Harri is then taken with the idea and persuades his friend Dean to ‘capture the spirit’ of the dead boy on the basketball court. This leads to an account of the incident leading to the motive for killing, a humiliation of Killa by the dead boy related to the dead boy’s basketball skill. This leads ominously to the Dell Farm Crew cornering Dean and Harri on the same court. Miquita’s intuitive attempt at redemption by trying to dampen the tension and distract Killa are blanked by b-boy ignorance. They take Dean’s trainers and search Harri finding the wallet and dead boy’s photo, then icily putting a lighter to it.  Just as X-Fire is putting up his hood in some ritualised urban execution, blade in hand, Lydia shouts up, having filmed the whole thing on her mobile. In the melee they manage to escape. It is then left to the pigeon to voice a foreboding epigraph:

‘You keep going out of spite or with magnificent defiance, you keep going through steely instinct or by cotton-wool consensus, you keep going because you’re made that way. You keep going, and we love you for it.

We miss you when you’re gone.’

 
This choric voice can appear at times to be forcedly opine and clichéd, overly directive of the reader’s attention. Yet the gap between it and Harri’s voice give it a Hughes-like sense of a more benign mythical bird, an urban survivor like Harri.


 
Then follows a strange, almost Ghanaian bush-like episode where Harri escapes from a school game of rounders to find  some sort of crab apple-like fruit he hopes the consuming of which will render him safe by some sort of magic or by a more simple matter of toxicity. 

 
There are echoes of the classic ritualised cleansing and hellish fire at the conclusion of ‘Lord of the Flies’ in the burning of the playground. It is at this scene that Killa is rendered human with his name Jermaine Bent finally being used for the first time, then being described gripping a smouldering woodchip ‘for donkey hours’ – ‘It was like he was as sad as me’.

 
And so to the tragic finale, the last day of school, Poppy’s number written on Harri’s arm. He and Dean have planned to see the police on Monday, still with a child-like, mish-mash of reality, tv and newsroom clichés of ‘In England you get TV in jail and the pool balls even roll straight.’ It is the pigeon who is the only witness to Harri’s stabbing and his final thoughts of his baby sister Agnes.

 
So just how does the light break through what might be read by some as an unremittingly bleak depiction of tower block realities cruelly crushing child-like innocence, in the way which captured so much public empathy in the reporting of the Damilola Taylorkilling?

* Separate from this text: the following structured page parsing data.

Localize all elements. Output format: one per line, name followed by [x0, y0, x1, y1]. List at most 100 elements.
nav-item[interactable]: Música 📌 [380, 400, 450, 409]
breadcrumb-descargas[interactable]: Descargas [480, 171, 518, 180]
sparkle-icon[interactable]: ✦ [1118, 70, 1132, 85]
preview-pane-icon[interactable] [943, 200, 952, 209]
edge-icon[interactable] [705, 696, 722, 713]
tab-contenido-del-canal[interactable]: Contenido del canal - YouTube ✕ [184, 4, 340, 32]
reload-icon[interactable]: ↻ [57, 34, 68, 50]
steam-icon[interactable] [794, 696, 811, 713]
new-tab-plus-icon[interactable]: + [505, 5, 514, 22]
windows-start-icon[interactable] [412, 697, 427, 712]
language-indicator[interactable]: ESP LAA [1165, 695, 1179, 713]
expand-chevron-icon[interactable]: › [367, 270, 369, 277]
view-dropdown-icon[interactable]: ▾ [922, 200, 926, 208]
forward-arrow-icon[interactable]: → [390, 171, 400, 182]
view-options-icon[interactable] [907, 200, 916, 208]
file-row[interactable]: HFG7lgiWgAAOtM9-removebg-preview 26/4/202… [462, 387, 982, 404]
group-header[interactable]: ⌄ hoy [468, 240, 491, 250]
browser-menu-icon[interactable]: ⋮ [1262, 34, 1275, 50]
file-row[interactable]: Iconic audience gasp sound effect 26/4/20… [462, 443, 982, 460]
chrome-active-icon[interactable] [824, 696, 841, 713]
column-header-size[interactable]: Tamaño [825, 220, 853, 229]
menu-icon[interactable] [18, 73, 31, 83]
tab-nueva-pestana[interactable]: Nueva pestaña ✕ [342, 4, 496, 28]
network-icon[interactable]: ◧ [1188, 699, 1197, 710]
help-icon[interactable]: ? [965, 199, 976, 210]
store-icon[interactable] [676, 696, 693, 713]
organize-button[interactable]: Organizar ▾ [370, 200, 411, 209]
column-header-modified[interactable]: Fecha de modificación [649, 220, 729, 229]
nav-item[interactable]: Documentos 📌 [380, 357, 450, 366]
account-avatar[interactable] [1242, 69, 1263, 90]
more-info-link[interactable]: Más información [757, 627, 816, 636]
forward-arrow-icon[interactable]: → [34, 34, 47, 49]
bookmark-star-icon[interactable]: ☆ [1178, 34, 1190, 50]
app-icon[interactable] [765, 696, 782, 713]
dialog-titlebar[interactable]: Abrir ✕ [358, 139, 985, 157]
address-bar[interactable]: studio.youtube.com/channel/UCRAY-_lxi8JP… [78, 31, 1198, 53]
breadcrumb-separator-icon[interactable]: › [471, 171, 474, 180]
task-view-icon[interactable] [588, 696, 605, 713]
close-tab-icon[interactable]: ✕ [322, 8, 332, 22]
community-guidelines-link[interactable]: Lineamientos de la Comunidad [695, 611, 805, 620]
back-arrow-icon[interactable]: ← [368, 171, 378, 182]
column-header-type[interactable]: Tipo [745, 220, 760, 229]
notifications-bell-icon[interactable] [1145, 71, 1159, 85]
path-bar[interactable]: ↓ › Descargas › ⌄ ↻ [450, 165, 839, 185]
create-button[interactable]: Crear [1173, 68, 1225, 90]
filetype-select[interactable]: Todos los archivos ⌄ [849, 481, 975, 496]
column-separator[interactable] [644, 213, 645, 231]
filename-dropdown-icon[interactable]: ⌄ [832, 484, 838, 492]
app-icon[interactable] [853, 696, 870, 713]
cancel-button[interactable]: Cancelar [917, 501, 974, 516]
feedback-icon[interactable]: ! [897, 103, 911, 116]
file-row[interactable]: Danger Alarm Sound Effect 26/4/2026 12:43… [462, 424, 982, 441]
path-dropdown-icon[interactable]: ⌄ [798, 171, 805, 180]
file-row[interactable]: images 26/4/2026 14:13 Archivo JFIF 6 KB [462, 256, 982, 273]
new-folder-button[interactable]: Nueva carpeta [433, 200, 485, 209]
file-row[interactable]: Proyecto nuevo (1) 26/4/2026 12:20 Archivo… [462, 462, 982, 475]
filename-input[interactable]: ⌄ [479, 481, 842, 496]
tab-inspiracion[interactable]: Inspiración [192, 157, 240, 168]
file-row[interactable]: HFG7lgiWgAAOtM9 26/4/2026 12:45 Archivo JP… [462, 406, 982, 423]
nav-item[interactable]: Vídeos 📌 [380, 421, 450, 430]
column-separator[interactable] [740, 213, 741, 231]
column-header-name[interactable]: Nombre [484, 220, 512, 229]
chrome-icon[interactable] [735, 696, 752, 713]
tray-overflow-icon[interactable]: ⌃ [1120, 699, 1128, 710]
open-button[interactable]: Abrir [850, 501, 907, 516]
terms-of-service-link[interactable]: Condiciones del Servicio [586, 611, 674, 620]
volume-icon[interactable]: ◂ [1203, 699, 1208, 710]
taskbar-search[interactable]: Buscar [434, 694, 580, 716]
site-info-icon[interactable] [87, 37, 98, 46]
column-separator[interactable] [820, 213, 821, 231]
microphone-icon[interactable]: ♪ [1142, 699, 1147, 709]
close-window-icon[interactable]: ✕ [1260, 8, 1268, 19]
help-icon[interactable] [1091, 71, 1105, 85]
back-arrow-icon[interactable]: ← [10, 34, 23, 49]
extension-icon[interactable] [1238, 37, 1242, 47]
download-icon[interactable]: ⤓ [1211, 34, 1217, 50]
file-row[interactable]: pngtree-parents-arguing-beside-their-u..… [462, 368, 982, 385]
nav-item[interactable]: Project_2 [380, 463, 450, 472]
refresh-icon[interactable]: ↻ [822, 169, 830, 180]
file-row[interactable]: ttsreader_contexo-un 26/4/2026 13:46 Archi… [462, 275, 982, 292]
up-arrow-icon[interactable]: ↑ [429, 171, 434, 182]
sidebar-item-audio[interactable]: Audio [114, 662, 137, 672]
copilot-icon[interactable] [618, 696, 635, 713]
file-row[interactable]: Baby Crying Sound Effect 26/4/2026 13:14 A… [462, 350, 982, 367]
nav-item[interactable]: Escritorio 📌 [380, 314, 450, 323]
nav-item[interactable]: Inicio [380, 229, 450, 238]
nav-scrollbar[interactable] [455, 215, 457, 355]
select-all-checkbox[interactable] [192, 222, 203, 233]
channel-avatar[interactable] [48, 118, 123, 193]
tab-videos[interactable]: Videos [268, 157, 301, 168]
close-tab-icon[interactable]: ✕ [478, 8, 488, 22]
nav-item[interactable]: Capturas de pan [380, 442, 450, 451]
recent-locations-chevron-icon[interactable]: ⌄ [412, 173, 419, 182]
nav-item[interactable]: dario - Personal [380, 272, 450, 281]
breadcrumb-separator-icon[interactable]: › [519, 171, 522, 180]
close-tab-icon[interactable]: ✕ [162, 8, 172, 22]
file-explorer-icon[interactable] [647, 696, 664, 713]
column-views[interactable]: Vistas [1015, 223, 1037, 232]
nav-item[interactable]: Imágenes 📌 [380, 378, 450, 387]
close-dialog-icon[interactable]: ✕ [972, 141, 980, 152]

Harri’s delightfully innocent voice is brutally extinguished at the end.  However, it is maybe the courage and artistry to depict voices like these in contexts like these which show the cracks which let the light through. It is this light like a life giving vein, which can join writer, reader and lives lived in our cities by young people who may otherwise be written off as faceless hoodies.

                                                

To reiterate the pigeon’s words:

You keep going, and we love you for it.

We miss you when you’re gone.’

 

Finally, something of the light which breaks through the bleakness and concrete husk of this world is offered by the feral pigeon voice:


We gave you the map, it’s inside you.

1 comment:

  1. Thanks for sharing this. I haven'tread the book (yet) but it reminds me of the situation of young people I've known who were in care or on the streets. I remember being shocked at how their options and opportunities were so hemmed in by implacable social realities, in ways that it is easy to ignore in our middle-class ghettoes. It seems so important not to romanticise or demonise young people in these situations, but to try to understand the forces that shape and often distort their lives.